New Orleans Mayor Ray Nagin visited Washington last week and came away with a big victory: a pledge from President Bush to significantly boost federal contributions toward rebuilding levees that failed when Hurricane Katrina hit in late August. But as NPR's Steve Drummond reports, once the mayor returned home to New Orleans, he was quickly reminded the many people find it hard to see the big picture when there's no electricity and the insurance check hasn't arrived.

STEVE DRUMMOND reporting:

They say all politics is local and, in New Orleans these days, local can mean not much more than a motel room, a FEMA trailer or a ruined home on a flooded flooded-out lot.

(Soundbite of crowd)

Ms. WANDA MOORE: Good afternoon. My name is Wanda Moore and I have a serious problem here today. We're staying in a hotel and on December the 22nd we have to evacuate because the hotel says they're not FEMA and they don't have to extend you if they want. And it's ridiculous.

DRUMMOND: The comments came at a town meeting after Mayor Nagin sketched out his major priorities: levees strong enough to withstand another Katrina, housing, and incentives for businesses and people to return. The money from Washington, Nagin said, is a huge step.

(Soundbite from town meeting)

Mayor RAY NAGIN (New Orleans): We now have $3.1 billion that they're going to be utilizing to redo our levee systems right this time. Yes.

(Soundbite of applause)

DRUMMOND: But by the time he put the microphone down there was a big line of people waiting to tell the mayor exactly what's going wrong. Clarence Barrow(ph) said he doesn't care one bit about that money from Washington.

(Soundbite from town meeting)

Mr. CLARENCE BARROW: I don't need a nickel of it.

DRUMMOND: Instead, Barrow held up his insurance policy and waved it at the mayor.

(Soundbite from town meeting)

Mr.
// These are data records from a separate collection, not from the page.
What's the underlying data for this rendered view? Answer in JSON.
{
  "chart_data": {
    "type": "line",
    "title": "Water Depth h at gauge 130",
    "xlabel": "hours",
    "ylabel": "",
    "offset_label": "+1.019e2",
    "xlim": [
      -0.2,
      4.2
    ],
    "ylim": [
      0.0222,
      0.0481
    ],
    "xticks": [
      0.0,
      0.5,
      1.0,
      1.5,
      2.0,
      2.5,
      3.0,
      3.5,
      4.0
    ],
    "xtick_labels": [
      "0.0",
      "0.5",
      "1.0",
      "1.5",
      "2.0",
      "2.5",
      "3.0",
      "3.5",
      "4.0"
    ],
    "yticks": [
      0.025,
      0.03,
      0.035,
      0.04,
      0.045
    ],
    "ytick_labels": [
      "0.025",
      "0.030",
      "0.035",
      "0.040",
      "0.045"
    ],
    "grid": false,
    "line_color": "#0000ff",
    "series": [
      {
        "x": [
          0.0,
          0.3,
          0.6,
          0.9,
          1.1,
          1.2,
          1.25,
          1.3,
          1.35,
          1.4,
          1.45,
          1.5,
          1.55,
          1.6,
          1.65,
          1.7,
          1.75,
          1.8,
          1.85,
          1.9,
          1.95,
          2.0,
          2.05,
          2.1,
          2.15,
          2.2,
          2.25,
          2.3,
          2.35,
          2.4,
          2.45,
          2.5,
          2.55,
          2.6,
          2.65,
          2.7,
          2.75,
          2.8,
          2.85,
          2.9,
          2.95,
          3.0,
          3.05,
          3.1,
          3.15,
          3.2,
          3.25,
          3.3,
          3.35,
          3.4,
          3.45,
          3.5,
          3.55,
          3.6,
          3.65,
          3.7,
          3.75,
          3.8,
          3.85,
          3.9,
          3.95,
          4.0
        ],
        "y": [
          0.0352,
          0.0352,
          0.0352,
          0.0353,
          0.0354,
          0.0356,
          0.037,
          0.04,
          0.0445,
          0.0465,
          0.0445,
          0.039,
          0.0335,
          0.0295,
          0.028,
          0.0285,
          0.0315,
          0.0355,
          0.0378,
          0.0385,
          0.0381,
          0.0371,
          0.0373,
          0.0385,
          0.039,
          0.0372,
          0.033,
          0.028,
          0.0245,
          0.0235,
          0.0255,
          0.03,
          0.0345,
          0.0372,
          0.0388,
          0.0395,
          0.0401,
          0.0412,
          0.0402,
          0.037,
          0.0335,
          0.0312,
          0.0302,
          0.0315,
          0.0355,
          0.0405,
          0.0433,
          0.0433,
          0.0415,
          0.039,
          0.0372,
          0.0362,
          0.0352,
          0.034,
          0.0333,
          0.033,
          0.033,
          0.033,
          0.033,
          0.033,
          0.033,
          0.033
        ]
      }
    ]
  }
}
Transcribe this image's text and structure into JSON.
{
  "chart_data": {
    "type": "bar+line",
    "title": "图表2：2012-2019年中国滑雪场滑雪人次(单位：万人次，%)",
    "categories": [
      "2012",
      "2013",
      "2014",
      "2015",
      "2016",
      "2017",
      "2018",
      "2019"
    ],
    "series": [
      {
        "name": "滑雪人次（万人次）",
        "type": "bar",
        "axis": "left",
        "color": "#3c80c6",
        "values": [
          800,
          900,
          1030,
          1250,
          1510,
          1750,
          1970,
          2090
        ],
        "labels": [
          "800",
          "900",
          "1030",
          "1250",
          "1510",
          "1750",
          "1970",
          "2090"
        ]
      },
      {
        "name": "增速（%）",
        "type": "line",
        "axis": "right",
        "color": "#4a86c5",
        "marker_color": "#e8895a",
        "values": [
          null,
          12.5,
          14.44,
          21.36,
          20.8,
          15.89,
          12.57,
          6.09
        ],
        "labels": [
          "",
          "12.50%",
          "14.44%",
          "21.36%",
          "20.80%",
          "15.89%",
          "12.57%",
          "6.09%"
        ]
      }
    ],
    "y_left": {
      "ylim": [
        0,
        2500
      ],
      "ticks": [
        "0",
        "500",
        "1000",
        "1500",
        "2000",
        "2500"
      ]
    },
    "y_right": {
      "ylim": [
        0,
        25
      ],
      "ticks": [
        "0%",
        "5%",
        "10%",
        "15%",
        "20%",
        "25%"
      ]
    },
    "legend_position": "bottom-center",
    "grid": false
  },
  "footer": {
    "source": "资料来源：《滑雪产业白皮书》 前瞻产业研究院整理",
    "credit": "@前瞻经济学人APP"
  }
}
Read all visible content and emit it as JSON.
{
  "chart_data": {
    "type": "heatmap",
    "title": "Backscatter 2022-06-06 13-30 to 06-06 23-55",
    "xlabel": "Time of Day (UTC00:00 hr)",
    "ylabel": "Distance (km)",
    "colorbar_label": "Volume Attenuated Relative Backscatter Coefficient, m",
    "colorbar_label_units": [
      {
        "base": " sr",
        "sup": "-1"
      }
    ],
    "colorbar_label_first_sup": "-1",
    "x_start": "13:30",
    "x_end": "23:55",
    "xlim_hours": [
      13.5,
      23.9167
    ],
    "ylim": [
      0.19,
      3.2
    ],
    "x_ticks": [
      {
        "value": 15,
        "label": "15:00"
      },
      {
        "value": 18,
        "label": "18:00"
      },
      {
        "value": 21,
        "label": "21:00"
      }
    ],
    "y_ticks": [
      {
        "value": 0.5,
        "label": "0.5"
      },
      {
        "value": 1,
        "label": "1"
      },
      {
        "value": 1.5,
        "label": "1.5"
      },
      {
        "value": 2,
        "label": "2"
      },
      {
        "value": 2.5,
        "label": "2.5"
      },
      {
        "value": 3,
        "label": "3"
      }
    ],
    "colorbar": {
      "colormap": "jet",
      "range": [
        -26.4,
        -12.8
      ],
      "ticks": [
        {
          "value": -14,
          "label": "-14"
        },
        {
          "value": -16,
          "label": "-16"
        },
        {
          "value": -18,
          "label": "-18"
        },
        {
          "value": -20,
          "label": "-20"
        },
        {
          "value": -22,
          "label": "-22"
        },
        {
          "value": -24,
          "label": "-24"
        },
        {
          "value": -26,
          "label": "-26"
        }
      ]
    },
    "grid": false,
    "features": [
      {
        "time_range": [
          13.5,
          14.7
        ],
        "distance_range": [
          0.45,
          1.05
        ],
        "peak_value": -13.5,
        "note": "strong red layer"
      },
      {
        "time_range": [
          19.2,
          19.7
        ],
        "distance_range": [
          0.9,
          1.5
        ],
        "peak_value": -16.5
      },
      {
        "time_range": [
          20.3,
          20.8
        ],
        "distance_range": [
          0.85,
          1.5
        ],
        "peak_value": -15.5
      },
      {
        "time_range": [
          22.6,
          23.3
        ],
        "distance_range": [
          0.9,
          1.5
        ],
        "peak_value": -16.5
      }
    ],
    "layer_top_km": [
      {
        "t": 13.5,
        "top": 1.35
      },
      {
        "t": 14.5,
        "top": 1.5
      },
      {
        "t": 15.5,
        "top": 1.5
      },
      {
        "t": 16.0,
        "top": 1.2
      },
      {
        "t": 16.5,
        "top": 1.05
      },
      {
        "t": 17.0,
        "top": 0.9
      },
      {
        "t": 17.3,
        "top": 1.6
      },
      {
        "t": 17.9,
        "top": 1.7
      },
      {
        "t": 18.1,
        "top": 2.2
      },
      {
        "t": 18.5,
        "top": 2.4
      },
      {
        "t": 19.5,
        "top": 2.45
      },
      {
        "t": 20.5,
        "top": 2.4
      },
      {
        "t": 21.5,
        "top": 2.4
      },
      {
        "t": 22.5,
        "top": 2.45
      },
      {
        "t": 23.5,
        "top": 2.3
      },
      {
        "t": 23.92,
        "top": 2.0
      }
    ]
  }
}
BARROW: I want this honored! This policy I've been--had for 27 years on my home!

(Soundbite of applause)

DRUMMOND: On and on for more than two hours, anger, despair and pleas for help where little or no help is to be found.

(Soundbite from town meeting)

Unidentified Woman #1: When will the price gouging on rental property cease? When will it cease? Two bedrooms are going for $1,100.
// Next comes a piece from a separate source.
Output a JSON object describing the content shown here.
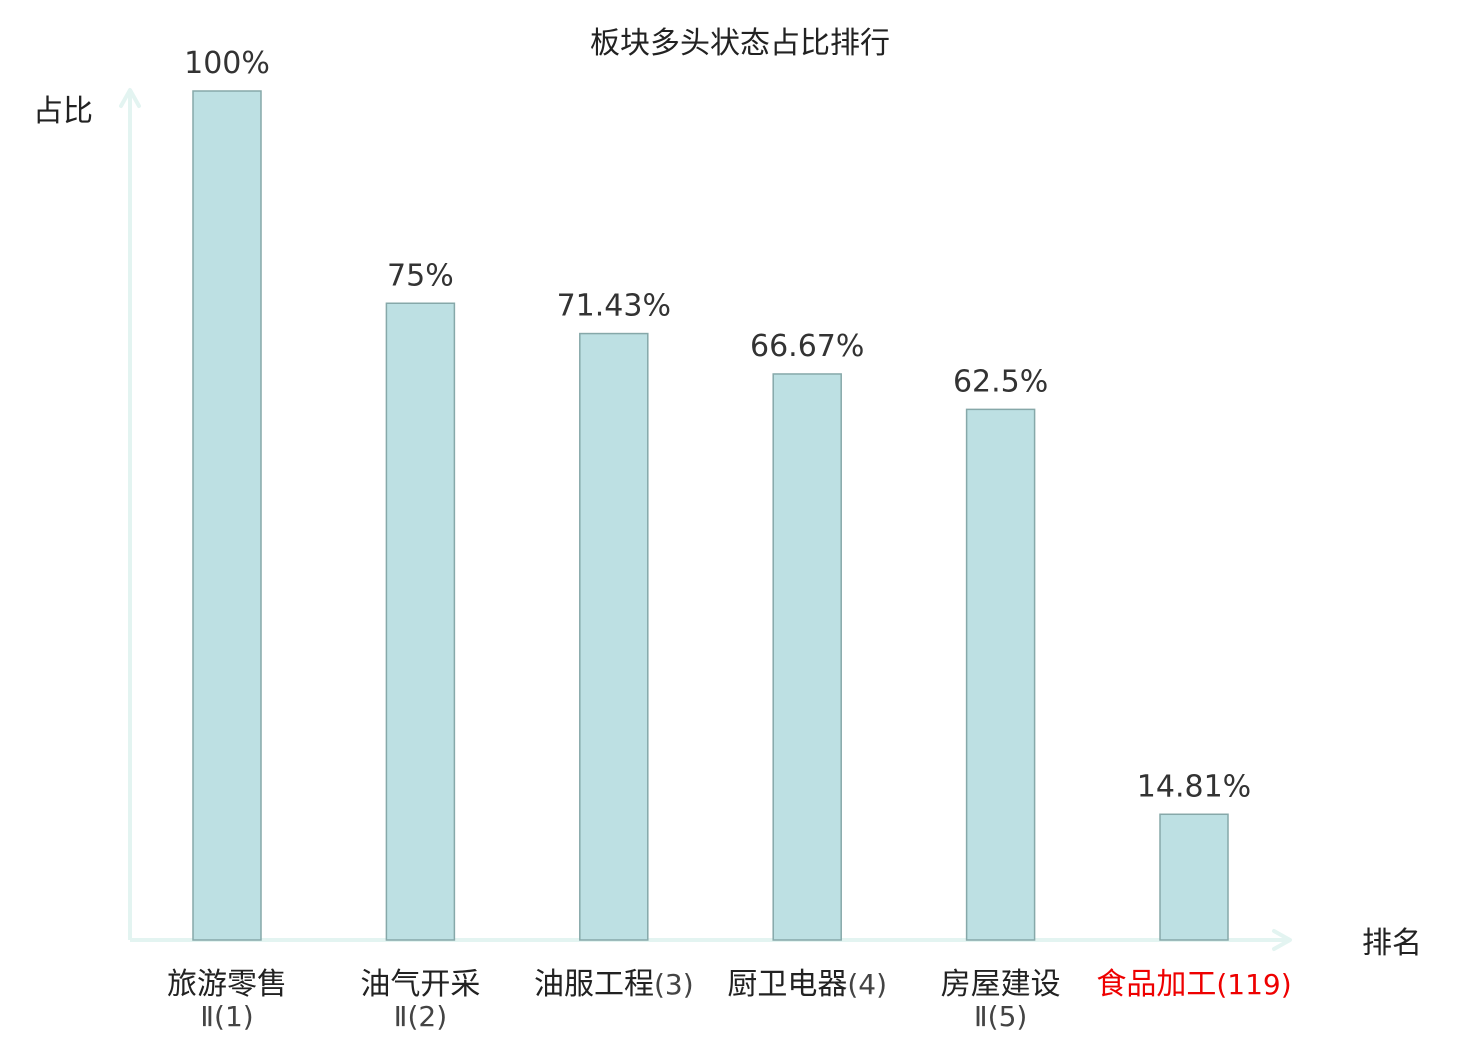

Unidentified Man: The question is: Why does the electrical permit for a property which has passed inspection sometimes fall into an untrackable morass?

Unidentified Woman #2: Oh, I need to know if there's a DMV or a license renewal or identification renewal in Orleans Parish yet?

DRUMMOND: Nagin has held several of these meetings and, for those with a specific problem, like Marion Garrison(ph), he's got people there ready to help.

(Soundbite from town meeting)

Ms. MARION GARRISON: Yesterday afternoon, a Mr. Clive Laurent(ph) called me from Gibbs Construction Company and told me that I was unable to have a trailer put there until I got the electricity there. I want to know what's to be done about that?

Mayor NAGIN: Ma'am, if you could come up, we're going to get with you with Entergy and see if we can get power expedited to your house. OK?

Ms. GARRISON: OK. I would also like to speak to somebody from FEMA.

Mayor NAGIN: Yeah, he's right next to the Entergy guy.

Unidentified Woman #1: Right next to the gentleman...

Ms. GARRISON: Oh. Thank you very much.

Mayor NAGIN: All right?

Ms. MARGARET SMITH: My name is Margaret Smith. My roof collapsed at 1:30 in the morning and it rained from 1:30 to 12:00.

Unidentified Woman #2: I need a trailer, sir.

Mayor NAGIN: Let's--come on up. Let's help you. Let us help you.

DRUMMOND: Some people here praised the mayor for his efforts. Others, like Sharon Lamberson(ph), were just plain mad.

(Soundbite from town meeting)

Ms. SHARON LAMBERSON: How can you have Mardi Gras? Who can afford to buy beads and doubloons to give to a bunch of drunks?

(Soundbite of crowd noise)

DRUMMOND: Though sometimes the comments got personal, through it all Nagin lost neither his temper nor his patience. But he announced the next town meeting will be different. More of a workshop setting, he said, with less time for open-ended public comment. Steve Drummond, NPR News, New Orleans.